In genomweiten Assoziationsstudien (GWAS) konnten häufige Einzelnukleotid-Polymorphismen (SNPs) des UMOD-Gens nachgewiesen werden, die mit vermindertem oder erhöhtem Risiko einer chronischen Niereninsuffizienz (CKD) einhergehen.

Bei den Allelvarianten (z.B. Ahnenallel rs4293393), die mit einem erhöhten Risiko für eine CKD einhergehen, liegt THP in einer erhöhten Konzentration im Urin vor. Diese Risikoallele kommen in Europa mit einer Allelfrequenz von ca. 80 % vor. Daher wird vermutet, dass diesen Polymorphismen vermutlich ein evolutionärer Vorteil zu Grunde liegt, evtl. aufgrund der verminderten Rate an Harnwegsinfektionen. Warum die erhöhte THP-Konzentration im Urin mit dem CKD-Risiko korreliert, ist derzeit (2020) noch unklar.

Weiterhin scheinen einige SNPs das Risiko für Hypertonie und kardiovaskuläre Ereignisse zu erhöhen.

Biomarker

THP wird bereits vom Fetus produziert und kann die Plazentaschranke nicht überwinden. Daher gilt es als potentieller Biomarker für die tubuläre Entwicklung (in utero) und den Nachweis bzw. Vorhersage einer akuten Nierenschädigung bei Neugeborenen.

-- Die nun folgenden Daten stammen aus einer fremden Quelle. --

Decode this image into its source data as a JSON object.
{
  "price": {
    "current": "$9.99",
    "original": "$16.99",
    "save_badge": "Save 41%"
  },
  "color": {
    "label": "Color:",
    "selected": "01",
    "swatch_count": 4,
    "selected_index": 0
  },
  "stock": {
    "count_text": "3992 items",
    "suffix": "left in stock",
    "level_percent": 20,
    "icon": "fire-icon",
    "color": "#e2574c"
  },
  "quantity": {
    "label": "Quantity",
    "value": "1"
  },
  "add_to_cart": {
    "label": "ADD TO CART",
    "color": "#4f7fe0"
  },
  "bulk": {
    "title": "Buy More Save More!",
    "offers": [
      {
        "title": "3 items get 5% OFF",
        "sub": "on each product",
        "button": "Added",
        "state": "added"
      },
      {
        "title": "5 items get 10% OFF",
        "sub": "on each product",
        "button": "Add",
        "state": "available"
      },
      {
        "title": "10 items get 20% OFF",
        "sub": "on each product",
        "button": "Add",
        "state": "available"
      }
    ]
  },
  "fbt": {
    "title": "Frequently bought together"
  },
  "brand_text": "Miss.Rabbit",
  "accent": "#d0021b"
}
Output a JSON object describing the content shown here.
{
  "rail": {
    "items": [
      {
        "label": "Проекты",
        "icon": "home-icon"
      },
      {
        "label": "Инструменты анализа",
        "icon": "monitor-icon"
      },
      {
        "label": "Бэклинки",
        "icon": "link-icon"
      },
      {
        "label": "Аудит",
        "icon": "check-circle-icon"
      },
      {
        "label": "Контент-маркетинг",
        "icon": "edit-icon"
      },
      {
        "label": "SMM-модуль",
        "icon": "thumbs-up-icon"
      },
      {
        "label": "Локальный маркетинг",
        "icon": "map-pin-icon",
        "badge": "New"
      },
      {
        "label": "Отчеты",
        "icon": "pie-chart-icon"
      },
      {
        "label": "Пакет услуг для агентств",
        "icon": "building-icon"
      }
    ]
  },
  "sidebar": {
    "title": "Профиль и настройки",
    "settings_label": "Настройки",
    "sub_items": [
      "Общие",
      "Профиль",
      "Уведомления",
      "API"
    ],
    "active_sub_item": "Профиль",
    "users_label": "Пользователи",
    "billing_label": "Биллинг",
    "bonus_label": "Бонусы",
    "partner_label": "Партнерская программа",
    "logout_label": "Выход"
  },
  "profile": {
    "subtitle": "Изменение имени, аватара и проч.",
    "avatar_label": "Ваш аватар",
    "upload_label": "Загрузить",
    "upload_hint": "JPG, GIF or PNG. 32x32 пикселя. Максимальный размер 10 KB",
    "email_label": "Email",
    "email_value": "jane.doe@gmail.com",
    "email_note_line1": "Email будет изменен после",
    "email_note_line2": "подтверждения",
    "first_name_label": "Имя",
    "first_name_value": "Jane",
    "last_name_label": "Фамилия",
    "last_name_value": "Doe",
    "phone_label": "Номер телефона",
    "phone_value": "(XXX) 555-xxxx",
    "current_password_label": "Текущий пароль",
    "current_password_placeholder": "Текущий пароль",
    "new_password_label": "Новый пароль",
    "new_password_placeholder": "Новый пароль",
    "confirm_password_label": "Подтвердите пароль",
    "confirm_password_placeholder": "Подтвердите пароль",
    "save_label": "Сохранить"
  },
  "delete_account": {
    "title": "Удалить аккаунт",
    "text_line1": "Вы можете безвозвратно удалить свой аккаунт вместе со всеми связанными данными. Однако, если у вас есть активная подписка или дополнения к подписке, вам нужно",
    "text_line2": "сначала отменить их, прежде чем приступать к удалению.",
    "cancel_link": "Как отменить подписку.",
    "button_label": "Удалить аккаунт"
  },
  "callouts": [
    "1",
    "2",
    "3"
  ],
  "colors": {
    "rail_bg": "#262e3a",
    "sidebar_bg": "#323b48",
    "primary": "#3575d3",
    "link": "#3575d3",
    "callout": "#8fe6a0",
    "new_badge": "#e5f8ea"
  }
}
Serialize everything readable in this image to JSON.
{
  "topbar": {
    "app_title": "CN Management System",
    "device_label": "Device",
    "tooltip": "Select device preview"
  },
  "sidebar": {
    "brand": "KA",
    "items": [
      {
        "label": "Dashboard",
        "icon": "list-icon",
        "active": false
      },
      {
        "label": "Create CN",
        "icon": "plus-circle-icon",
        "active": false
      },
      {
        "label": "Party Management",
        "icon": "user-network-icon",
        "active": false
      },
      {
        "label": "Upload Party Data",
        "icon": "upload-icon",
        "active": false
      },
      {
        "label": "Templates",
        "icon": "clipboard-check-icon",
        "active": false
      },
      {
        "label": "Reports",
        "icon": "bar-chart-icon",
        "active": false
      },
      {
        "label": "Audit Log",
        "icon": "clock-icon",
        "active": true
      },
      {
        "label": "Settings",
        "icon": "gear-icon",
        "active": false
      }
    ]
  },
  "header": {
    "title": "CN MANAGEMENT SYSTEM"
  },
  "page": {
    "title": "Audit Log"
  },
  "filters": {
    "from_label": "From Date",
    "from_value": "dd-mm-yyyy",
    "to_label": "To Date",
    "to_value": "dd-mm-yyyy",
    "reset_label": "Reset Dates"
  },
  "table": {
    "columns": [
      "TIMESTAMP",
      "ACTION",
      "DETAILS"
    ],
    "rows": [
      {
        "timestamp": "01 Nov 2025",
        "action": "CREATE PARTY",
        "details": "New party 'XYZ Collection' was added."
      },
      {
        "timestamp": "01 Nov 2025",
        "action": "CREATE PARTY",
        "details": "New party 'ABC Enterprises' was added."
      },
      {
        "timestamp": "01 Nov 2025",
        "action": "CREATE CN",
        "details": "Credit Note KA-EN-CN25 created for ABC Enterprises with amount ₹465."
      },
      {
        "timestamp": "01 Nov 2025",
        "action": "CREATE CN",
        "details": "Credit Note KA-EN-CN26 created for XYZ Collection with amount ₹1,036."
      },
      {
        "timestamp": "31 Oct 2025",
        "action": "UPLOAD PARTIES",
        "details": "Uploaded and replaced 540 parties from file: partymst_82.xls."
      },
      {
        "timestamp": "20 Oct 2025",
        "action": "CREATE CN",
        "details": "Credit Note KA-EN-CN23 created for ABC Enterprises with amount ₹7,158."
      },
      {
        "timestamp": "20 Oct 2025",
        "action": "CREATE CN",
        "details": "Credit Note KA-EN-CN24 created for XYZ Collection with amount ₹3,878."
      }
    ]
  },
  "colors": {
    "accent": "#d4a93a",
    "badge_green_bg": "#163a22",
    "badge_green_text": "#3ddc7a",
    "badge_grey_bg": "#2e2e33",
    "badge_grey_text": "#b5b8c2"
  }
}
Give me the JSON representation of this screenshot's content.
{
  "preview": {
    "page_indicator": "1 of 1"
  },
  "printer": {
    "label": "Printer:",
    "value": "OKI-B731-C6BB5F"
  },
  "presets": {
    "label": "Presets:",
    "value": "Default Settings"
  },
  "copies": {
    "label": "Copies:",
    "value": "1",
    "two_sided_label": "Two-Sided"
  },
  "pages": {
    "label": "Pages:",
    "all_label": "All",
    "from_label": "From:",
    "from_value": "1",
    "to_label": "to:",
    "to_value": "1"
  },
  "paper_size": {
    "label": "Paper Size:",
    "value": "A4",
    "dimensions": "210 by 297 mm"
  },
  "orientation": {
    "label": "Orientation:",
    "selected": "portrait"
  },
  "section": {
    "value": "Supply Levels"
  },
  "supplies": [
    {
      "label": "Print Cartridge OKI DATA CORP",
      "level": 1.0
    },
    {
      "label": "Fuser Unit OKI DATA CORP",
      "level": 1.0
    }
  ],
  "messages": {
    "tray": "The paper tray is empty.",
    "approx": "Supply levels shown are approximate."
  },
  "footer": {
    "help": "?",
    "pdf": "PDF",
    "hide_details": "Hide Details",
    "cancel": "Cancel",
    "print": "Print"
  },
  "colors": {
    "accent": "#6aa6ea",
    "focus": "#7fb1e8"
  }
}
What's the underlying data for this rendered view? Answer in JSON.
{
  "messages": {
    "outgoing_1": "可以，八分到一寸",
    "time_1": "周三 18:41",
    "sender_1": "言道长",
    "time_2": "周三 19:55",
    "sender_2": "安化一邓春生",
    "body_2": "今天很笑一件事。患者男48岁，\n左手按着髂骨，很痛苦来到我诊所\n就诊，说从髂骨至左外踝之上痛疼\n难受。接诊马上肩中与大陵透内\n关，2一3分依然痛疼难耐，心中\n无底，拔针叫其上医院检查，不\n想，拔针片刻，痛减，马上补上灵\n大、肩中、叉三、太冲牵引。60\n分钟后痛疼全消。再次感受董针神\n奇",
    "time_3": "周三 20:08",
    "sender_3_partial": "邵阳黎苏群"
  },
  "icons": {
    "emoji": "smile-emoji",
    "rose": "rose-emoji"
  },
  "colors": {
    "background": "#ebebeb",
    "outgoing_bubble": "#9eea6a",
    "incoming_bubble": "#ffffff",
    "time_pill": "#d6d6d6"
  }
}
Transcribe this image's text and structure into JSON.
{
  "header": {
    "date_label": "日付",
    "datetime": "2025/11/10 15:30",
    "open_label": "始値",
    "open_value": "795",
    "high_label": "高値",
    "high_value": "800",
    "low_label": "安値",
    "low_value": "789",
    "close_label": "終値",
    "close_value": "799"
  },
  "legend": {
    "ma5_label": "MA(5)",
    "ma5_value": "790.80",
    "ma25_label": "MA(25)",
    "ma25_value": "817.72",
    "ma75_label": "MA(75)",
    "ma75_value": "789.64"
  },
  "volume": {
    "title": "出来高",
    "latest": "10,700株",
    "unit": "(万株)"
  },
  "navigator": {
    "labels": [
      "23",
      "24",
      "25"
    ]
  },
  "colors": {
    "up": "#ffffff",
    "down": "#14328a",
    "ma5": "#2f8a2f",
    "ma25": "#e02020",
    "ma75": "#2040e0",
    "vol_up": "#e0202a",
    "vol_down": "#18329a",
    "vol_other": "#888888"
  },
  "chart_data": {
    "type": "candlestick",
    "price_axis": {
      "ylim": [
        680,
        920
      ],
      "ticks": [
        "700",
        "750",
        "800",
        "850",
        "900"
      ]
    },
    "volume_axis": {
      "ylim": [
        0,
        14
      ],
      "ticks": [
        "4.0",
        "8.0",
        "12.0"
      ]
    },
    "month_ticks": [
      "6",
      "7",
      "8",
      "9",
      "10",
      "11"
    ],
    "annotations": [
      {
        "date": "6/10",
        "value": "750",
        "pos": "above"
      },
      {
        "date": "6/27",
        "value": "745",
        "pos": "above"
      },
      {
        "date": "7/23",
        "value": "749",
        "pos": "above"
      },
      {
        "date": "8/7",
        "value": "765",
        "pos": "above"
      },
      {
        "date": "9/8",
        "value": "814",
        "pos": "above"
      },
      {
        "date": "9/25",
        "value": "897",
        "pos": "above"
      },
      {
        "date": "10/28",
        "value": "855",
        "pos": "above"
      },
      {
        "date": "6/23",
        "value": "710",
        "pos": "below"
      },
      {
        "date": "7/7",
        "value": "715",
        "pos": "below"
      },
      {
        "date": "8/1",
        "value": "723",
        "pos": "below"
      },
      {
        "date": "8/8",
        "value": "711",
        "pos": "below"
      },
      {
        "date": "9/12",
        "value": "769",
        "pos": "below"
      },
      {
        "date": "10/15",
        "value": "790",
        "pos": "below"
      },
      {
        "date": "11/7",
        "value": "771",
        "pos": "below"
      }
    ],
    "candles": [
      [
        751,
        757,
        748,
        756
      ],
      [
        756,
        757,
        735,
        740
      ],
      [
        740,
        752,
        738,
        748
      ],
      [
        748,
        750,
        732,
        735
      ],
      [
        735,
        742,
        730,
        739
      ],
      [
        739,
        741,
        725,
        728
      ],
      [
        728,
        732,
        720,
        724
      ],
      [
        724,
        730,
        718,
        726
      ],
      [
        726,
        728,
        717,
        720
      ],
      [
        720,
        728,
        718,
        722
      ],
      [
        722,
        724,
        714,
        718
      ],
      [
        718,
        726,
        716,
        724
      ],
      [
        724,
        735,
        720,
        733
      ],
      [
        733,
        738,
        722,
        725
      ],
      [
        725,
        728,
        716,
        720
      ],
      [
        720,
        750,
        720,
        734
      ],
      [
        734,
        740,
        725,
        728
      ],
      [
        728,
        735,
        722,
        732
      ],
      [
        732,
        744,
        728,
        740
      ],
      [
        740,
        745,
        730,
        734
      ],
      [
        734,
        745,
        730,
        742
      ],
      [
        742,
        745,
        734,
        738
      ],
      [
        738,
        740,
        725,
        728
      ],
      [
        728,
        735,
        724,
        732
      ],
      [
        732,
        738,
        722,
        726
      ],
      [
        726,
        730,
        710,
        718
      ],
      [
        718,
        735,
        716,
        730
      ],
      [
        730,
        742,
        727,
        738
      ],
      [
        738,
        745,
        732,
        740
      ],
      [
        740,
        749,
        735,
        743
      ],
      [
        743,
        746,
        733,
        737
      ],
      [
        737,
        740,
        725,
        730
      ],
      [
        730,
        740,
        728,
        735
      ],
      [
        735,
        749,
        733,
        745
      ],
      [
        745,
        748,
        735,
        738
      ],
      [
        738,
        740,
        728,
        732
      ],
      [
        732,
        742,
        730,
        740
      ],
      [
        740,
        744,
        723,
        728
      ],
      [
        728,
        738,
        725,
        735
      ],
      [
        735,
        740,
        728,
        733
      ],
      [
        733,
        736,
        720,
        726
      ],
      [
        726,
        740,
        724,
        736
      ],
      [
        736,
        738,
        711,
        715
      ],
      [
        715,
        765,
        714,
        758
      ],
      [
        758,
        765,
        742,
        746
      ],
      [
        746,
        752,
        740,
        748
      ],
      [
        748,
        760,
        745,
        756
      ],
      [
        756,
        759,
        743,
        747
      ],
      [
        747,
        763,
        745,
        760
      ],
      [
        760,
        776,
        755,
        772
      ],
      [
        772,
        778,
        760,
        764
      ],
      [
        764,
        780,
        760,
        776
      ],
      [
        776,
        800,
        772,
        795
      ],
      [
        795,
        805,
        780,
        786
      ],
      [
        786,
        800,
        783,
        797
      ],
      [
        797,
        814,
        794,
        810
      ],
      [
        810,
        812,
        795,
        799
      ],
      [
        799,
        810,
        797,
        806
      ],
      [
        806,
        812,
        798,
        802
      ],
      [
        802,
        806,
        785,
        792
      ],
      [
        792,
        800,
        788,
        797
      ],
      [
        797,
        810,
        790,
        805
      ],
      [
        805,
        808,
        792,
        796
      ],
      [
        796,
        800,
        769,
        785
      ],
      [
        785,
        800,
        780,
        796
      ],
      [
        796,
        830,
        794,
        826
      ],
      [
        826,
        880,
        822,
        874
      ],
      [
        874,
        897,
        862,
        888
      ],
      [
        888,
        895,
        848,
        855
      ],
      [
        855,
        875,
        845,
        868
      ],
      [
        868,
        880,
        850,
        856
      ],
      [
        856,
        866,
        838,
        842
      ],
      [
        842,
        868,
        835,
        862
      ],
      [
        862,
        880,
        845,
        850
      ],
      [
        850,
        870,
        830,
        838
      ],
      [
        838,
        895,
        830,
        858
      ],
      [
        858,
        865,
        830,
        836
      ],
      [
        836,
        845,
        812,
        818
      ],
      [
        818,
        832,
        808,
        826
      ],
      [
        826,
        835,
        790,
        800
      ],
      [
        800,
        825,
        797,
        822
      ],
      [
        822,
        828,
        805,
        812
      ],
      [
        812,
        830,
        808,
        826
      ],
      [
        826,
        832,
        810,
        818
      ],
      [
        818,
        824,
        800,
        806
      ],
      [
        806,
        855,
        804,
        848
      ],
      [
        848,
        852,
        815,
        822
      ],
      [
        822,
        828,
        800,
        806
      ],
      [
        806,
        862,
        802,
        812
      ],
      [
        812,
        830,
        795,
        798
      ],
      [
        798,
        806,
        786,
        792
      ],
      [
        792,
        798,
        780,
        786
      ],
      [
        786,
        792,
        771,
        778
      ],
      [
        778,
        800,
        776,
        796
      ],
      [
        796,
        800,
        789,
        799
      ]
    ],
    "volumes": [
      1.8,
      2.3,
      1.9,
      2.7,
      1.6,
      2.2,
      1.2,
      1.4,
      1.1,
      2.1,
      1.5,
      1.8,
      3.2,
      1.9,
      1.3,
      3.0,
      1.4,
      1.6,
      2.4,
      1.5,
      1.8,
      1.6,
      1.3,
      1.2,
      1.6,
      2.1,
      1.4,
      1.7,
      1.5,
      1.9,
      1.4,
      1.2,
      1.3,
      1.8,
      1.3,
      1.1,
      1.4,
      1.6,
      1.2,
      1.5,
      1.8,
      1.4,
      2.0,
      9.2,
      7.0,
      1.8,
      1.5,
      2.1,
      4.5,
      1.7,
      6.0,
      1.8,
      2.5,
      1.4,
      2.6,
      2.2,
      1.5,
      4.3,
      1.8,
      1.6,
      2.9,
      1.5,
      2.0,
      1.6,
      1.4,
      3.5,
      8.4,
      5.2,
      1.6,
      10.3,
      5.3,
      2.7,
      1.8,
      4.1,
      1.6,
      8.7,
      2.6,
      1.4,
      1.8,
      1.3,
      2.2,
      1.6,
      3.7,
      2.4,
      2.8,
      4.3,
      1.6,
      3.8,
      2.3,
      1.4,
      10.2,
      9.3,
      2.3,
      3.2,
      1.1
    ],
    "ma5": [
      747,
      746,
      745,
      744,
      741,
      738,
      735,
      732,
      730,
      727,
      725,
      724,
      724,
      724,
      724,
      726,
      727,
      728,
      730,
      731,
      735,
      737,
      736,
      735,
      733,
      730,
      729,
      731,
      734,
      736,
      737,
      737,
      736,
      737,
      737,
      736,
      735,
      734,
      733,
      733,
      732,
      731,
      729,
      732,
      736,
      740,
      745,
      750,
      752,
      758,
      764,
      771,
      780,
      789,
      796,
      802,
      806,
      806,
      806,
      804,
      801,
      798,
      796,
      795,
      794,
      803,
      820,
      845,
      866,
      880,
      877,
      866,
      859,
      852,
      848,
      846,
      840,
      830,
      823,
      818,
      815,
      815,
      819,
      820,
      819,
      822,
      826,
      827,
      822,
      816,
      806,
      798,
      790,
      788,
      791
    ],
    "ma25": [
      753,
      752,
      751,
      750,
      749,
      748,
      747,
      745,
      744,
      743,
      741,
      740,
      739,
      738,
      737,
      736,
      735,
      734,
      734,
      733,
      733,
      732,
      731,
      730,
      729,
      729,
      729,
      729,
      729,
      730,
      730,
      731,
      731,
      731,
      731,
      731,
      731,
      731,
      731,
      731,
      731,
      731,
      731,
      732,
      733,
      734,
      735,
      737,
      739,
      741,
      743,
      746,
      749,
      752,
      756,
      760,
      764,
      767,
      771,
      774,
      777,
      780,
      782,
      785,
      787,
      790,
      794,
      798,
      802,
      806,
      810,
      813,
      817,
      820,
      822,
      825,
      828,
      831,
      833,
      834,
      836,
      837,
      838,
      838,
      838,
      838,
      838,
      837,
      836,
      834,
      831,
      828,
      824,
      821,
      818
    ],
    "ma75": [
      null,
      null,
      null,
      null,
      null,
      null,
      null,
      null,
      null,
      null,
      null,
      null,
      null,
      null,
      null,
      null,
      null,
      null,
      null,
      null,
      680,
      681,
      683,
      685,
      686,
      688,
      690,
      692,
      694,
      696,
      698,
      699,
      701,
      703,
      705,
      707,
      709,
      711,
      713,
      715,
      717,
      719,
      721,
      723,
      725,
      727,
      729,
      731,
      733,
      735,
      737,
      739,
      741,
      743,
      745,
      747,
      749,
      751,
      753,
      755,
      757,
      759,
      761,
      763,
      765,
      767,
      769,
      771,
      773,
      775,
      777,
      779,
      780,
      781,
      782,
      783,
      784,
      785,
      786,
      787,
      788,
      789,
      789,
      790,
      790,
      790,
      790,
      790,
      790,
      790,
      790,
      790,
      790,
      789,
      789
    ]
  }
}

In epidemiologischen Beobachtungsstudien geht eine erhöhte THP-Konzentration im Urin mit einer erhöhten eGFR, Nierengröße und renalen Funktionsreserve einher. In prospektiven Studien bei Risikopatienten sind erhöhte THP-Konzentrationen mit einem verminderten Mortalitätsrisiko und einer reduzierten GFR-Abnahme assoziiert. Daher stellt THP einen möglichen Biomarker u.a. für akute Lupus-Nephritis, diabetische Nephropathie und ADPKD dar.

Akanthozyten im Urin

Dysmorphe Erythrozyten (z.B. Akanthozyten) im Urin entstehen vermutlich durch die Auflagerung von Tamm-Horsfall-Protein.

Transfusionsmedizin

Das THP trägt eine spezielle Anordnung von Zuckermolekülen, die als Sda- bzw. Sid-Antigen bezeichnet wird. Dieses Antigen wird auch auf Erythrozyten exprimiert und definiert das Sid-Blutgruppensystem.

Antikörper gegen das Sid-Antigen sind meist vom IgM-Typ und haben nur eine geringe transfusionsmedizinische Bedeutung.